I think I’m also looking for suggestions on how other people make combat harder. The past two sessions my tough monsters have been skilled enough in combat that it was a defy danger to even get close enough to touch them, hitting hard and knocking them around as I did.

5 thoughts on “How hard do you run?”

  1. What do you mean by making combat ‘harder’? Last longer (more moves)?Inflict more damage or narrative conditions /complications? Your examples seem to suggest that your combats are pretty ferocious!

    I like to use monster ‘moves’ to describe their re/actions far more than just dealing damage in combat. I also like to practice my fictional positioning, so at the end of the battle, the characters may have most of their hitpoints (mistake potential) but have broken equipment, broken limbs, bleeding profusely, lost their way, have sullied their reputations and are hungry and thirsty 😉 

    Be a fan yeah? take their stuff, drive them to the wire, but also give a chance for redemption. Your antagonists are secondary to the characters, so have them run away to fight another day, but don’t make them the star of the story.
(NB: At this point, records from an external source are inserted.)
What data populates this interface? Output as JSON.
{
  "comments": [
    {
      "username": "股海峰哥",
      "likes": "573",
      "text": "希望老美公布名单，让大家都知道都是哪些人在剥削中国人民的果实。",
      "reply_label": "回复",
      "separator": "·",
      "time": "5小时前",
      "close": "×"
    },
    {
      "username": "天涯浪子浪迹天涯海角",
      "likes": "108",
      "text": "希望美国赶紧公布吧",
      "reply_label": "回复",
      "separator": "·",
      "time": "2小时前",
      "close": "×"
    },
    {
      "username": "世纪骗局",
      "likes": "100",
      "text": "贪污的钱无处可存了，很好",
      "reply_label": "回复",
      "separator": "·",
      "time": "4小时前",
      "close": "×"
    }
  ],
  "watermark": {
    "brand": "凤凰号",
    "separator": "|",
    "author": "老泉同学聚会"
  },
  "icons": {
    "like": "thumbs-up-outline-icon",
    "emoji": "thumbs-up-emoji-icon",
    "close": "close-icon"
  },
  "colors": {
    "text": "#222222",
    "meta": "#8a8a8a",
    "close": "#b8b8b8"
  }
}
    I think Johnstone came up with the index card idea – where each front has its grim portents written on a stack of index cards, with the impending doom at the bottom. Have your stacks ready on the table and as a miss occurs (or when there is a lull in the conversation and the players turn to you), turn over the next portent on the front stack that you want to advance and lay it on the table. NOW things just got even harder.

  2. As hard and fast as I can, usually, while sticking to the narrative weight that’s been established. I mean, if I say “this guy is known to cut the ears off his victims” and you flub a roll, I’m going to make my “take their ears” move like it’s written.

  3. I’m way too kind, but I often face the problem that I don’t use fronts. I mostly run one-shots that are purely improvised, so advancing a front is kind of not an option.

    Maybe I should start to prep a bit more, just for a change of pace…

  4. Hmm… I’m pretty bad about fronts too, they’re mostly what  I have worked out in my head and the campaign has been kind of the plot that grew out of the Cleric’s last breath roll in the first session.